Firms brace for new European data privacy law
BERLIN — The effort in Europe to adopt the world’s strongest data protection law has drawn the attention of dozens of lobbyists from U.S. technology and advertising companies.
Facebook, Apple, Google, Amazon and IBM, individually and through industry groups, have all sought to actively participate in a legislative process that could give half a billion consumers the right to withhold basic personal details while using the Web, putting a major crimp in the financial model that makes those business run.
On Monday, their European counterparts showed up in force at a conference in Berlin to discuss the potential law, which is expected to come to a vote sometime next year. Representatives from European Aeronautic Defence & Space, BMW, Daimler and Rovio Entertainment, the creator of mobile apps like Angry Birds, filled a hotel meeting room and tried to figure out how new rules would affect them.
Even nontech companies like UBS, the Swiss bank, were among the 70 attendees at the Pullman Hotel Scheizerhof near the Tiergarten central park, as the new regulations are expected to affect virtually every type of business.
The effort to create strict new online privacy protections in Europe is motivated by a desire to rein in the data use of social media companies like Google and Facebook, said Ian Walden, a professor of information and communications law at the University of London and a speaker at the conference.
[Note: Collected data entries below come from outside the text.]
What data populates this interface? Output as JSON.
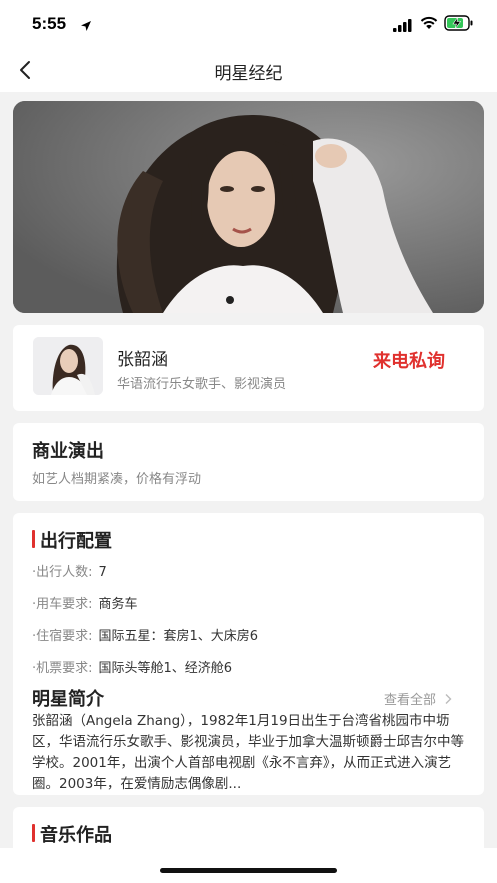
{
  "status": {
    "time": "5:55"
  },
  "nav": {
    "title": "明星经纪"
  },
  "artist": {
    "name": "张韶涵",
    "description": "华语流行乐女歌手、影视演员",
    "call_label": "来电私询"
  },
  "show": {
    "title": "商业演出",
    "subtitle": "如艺人档期紧凑，价格有浮动"
  },
  "config": {
    "title": "出行配置",
    "rows": [
      {
        "label": "·出行人数:",
        "value": "7"
      },
      {
        "label": "·用车要求:",
        "value": "商务车"
      },
      {
        "label": "·住宿要求:",
        "value": "国际五星：套房1、大床房6"
      },
      {
        "label": "·机票要求:",
        "value": "国际头等舱1、经济舱6"
      }
    ]
  },
  "intro": {
    "title": "明星简介",
    "view_all": "查看全部",
    "text": "张韶涵（Angela Zhang），1982年1月19日出生于台湾省桃园市中坜区，华语流行乐女歌手、影视演员，毕业于加拿大温斯顿爵士邱吉尔中等学校。2001年，出演个人首部电视剧《永不言弃》，从而正式进入演艺圈。2003年，在爱情励志偶像剧..."
  },
  "music": {
    "title": "音乐作品"
  },
  "colors": {
    "accent": "#e0312e",
    "background": "#f2f2f2"
  },
  "banner": {
    "active_index": 0
  }
}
“But the problem is this proposal is going to create a whole new layer of regulation for the vast majority of businesses that have nothing to do with social media,” he said. “They are going to see their compliance loads increase greatly with very little benefit.”
The measures would prohibit the use of a range of standard Web tracking and profiling practices that companies use to produce targeted advertising, unless consumers gave their explicit prior consent. The bill would also grant European consumers a fundamental new right: data portability, or the right to easily transfer an individual’s posts, photographs and video from one online service site to another.
The measures, as well as the creation of an EU-wide data privacy regulator, were originally proposed last year by Viviane Reding, the European justice commissioner.
They are now contained in a bill sponsored by Jan Philipp Albrecht, a member of the European Parliament from Hanover. But the fate of the bill, meant to revise an 18-year-old statute, remains murky.